Elle revient sur sa découverte et son apprentissage du monde mexicain. C’est une interrogation sur l’origine de son attirance pour les peuples indiens nourrie par JMG Le Clézio et une exploration des idées révolutionnaires avec la colonisation,
les rapports entre les idéaux et la réalité avec en fond le périple d’Antonin Artaud au Mexique (acteur, écrivain 1896-1948). Elle décrit aussi sa participation au cours des années 2010 aux manifestations organisées au Chiapas par les femmes
zapatistes. Plus qu’un roman, c’est un récit autobiographique d’initiation et de voyage où elle exprime ses réflexions, critiques et commentaires.
Très bien écrit, des passages intéressants plus particulièrement les
rencontres organisées par les femmes zapatistes.
BIOGRAPHIE
DRUCKER Marie « Nos cœurs déracinés » Grasset, 3/2025, 154p.

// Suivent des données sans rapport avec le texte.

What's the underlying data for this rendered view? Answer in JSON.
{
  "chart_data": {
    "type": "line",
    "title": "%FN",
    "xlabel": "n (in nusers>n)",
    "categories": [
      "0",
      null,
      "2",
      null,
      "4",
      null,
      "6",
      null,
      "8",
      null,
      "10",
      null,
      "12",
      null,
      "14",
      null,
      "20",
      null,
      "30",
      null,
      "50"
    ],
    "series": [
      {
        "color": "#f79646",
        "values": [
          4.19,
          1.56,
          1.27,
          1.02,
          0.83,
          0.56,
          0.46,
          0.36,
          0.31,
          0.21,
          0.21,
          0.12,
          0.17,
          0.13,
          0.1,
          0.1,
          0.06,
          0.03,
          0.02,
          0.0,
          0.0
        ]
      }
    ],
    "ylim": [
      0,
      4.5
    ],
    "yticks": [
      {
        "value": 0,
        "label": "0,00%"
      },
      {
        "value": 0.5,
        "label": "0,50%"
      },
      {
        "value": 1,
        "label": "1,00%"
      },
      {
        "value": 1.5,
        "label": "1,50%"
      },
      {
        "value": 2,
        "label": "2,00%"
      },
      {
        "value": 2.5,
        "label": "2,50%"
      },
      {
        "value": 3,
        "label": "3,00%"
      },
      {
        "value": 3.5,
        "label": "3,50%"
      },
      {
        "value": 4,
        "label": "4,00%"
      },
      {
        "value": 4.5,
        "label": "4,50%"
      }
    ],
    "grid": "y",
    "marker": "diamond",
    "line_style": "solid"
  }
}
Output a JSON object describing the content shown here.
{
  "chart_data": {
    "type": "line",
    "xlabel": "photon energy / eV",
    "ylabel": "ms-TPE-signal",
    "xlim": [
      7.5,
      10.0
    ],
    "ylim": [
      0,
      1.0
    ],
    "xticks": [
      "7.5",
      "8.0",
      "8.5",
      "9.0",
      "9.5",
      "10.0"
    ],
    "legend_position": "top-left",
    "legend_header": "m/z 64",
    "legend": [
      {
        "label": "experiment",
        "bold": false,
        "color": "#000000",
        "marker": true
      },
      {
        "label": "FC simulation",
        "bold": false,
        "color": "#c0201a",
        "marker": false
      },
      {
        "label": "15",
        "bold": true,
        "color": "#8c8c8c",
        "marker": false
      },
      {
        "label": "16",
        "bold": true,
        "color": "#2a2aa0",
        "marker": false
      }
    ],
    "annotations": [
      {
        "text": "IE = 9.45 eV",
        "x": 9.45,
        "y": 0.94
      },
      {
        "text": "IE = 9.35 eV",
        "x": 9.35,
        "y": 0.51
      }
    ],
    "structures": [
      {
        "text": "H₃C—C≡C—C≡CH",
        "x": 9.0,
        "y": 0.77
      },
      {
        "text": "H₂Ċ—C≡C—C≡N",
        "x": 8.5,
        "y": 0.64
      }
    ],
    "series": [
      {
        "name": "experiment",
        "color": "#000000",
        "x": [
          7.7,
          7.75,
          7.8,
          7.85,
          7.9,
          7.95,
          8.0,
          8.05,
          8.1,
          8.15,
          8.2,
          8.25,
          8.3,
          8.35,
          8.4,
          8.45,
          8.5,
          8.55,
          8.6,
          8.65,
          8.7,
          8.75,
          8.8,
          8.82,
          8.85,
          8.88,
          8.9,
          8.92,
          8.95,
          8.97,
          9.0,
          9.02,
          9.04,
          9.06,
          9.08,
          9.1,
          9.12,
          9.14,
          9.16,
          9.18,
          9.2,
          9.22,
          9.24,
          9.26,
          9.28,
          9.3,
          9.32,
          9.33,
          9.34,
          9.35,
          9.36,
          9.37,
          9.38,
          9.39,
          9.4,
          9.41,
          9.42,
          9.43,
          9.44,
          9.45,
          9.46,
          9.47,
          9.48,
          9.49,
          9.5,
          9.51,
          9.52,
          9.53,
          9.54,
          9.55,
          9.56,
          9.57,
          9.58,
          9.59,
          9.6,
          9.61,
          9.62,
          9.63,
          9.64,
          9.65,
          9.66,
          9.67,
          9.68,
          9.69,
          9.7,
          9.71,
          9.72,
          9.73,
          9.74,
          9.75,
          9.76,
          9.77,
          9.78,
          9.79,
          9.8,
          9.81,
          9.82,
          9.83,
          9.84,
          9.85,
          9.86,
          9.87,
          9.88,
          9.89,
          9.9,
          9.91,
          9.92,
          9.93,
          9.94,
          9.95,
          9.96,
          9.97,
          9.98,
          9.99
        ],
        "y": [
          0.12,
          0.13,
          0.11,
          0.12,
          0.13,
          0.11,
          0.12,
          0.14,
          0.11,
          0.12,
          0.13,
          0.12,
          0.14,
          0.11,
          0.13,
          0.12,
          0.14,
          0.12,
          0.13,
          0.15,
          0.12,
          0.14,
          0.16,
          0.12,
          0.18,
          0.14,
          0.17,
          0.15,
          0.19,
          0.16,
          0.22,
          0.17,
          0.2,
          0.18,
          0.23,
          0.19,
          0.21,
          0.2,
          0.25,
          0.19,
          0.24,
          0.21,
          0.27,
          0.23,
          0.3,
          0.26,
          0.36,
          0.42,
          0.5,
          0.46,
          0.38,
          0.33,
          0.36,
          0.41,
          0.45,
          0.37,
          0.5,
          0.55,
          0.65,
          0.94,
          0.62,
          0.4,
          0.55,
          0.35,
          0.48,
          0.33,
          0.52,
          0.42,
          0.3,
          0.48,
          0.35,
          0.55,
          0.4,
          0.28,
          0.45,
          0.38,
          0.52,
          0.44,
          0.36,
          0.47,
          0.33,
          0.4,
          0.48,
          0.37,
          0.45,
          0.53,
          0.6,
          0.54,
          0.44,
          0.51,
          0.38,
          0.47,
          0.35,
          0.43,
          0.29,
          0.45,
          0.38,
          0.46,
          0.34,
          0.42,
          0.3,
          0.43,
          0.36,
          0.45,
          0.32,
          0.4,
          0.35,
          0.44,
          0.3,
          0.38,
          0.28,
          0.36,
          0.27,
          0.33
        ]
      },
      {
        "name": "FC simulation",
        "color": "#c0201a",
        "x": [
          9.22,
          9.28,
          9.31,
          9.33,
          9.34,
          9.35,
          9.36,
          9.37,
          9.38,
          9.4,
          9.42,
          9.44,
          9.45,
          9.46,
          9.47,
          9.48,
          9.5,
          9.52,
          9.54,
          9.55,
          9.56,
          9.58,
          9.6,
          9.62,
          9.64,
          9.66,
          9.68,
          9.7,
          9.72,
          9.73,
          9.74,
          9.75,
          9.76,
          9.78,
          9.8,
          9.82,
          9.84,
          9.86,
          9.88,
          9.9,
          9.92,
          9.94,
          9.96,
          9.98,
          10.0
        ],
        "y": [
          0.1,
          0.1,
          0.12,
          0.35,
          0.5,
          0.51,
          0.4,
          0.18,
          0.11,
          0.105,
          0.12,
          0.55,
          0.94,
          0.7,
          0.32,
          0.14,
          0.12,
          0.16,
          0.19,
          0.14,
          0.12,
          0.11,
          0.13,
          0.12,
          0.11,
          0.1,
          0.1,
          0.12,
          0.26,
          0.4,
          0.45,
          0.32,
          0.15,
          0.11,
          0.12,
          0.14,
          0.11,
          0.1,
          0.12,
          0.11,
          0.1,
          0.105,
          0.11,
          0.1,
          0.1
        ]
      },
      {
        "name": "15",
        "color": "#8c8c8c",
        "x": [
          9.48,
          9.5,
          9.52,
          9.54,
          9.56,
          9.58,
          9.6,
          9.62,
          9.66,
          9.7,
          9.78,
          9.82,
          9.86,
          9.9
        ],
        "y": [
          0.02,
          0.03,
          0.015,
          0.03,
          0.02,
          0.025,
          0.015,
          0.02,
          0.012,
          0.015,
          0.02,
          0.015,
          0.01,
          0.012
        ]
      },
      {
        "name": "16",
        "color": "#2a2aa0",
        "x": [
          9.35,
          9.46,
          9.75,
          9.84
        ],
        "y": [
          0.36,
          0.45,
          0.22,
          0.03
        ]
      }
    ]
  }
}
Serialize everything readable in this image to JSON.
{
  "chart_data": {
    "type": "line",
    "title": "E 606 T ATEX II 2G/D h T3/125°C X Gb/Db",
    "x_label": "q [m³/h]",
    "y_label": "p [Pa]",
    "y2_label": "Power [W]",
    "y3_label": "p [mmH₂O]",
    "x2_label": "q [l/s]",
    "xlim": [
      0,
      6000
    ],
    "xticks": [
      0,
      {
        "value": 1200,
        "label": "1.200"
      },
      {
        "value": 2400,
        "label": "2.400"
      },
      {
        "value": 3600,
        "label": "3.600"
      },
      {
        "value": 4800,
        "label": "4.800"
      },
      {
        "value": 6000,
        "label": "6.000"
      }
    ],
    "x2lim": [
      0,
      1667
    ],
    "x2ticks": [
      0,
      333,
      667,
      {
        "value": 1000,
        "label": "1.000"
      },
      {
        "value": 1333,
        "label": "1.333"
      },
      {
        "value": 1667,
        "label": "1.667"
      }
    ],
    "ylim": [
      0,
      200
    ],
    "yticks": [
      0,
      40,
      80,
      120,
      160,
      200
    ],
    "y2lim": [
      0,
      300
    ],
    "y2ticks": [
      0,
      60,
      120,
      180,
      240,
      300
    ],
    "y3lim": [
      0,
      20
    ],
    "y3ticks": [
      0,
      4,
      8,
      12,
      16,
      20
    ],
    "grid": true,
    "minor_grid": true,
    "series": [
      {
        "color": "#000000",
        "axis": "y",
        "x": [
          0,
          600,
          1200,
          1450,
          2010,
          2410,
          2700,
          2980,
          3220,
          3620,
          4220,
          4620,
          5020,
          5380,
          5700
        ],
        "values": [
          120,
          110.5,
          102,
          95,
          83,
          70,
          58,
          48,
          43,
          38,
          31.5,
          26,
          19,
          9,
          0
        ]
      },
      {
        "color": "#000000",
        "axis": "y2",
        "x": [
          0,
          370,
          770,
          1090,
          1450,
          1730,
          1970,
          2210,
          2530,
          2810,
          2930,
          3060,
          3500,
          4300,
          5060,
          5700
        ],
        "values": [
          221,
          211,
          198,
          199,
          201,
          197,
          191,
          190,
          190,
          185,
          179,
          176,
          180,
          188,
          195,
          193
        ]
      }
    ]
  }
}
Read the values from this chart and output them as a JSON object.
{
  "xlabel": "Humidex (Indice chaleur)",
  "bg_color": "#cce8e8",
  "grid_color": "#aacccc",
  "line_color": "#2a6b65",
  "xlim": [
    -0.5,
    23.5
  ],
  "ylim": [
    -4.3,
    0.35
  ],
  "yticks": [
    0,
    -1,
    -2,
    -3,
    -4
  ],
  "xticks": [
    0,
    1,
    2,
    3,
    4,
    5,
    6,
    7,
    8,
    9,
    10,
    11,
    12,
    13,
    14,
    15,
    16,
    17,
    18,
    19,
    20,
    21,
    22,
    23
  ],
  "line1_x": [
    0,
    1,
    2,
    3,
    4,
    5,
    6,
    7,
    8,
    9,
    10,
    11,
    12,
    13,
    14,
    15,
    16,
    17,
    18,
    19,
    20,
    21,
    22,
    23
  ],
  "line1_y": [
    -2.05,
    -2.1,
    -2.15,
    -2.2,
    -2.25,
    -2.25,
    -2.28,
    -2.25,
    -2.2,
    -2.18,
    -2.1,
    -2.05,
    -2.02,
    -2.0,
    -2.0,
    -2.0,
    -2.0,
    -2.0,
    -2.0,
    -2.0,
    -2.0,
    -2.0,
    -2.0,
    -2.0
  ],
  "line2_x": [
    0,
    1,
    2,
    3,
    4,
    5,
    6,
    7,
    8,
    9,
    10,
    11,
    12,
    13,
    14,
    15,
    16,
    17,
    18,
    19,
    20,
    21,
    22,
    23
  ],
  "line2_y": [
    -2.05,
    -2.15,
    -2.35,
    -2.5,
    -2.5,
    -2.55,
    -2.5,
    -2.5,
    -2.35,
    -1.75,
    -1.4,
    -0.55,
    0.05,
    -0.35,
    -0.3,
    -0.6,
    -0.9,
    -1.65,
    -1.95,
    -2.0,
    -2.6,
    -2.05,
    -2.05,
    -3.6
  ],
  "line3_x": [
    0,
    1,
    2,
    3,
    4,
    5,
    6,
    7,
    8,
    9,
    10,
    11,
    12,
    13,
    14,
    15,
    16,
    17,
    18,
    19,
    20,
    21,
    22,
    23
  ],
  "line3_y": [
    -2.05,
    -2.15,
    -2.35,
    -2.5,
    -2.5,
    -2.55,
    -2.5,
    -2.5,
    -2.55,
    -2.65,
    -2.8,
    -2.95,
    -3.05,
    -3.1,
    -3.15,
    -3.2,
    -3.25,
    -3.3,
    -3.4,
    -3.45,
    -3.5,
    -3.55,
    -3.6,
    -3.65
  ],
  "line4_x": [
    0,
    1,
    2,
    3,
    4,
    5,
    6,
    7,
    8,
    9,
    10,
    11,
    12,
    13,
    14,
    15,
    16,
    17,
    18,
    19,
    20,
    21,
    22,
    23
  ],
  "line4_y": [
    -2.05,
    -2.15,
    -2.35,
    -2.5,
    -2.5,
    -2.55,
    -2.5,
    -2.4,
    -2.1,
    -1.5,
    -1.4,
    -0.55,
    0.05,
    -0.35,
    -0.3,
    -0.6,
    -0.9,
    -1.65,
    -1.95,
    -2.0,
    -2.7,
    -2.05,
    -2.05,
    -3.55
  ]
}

Mes grands-parents ont grandi à l’est de l’Europe, dans
des pays de grands froids. Ils ont connu le chaos, les persécutions et l’exil. Plus qu’un désir, une fascination, la France fut pour eux une intuition. Marie Drucker a été journaliste de TV, de radio, de presse. Elle est aujourd’hui réalisatrice et productrice de documentaires, scénariste et écrivain. Elle a un fils de 9 ans. Ses
grands-parents parlaient 6 langues : allemand, yiddish, russe, polonais, roumain, français. Après l’attaque du Hamas, j’ai ressenti le besoin impérieux d’explorer mes origines. Poignant.
Récit
KAUFFMANN Jean-Paul « L’Accident » Ed. des Equateurs, 2/2025, 328p.
Le 2 janvier 1949, 18 footballeurs du bourg de Corps-Nuds, près de Rennes, trouvèrent la mort dans un accident de la route. Le plus jeune avait 17 ans. D’ordinaire mon père suivait l’équipe dans ses déplacements. Il aurait dû figurer parmi les morts. J’avais 4ans et demi. Depuis mon enfance je me suis toujours vu confronté à des choses incompréhensibles, des secrets, des énigmes à résoudre. Parle de son père boulanger, de sa mère
pâtissière, des parents aimants, attentifs, sécurisants, qui formaient un couple uni.
Parle de ses moments merveilleux d’enfance et n’a jamais retrouvé dans sa vie d’homme un tel état de contemplation et de béatitude. L’auteur, servant de messe, était fasciné par tous les rites religieux de sa paroisse. Pour l’extrême-onction, j’adorais précéder le curé en agitant ma clochette. Parle de sa captivité au Liban,
de sa terreur d’être exécuté comme ses amis journalistes. Mais de sa petite enfance ne garde que des souvenirs radieux. Un bonheur de lecture. Magnifique écriture.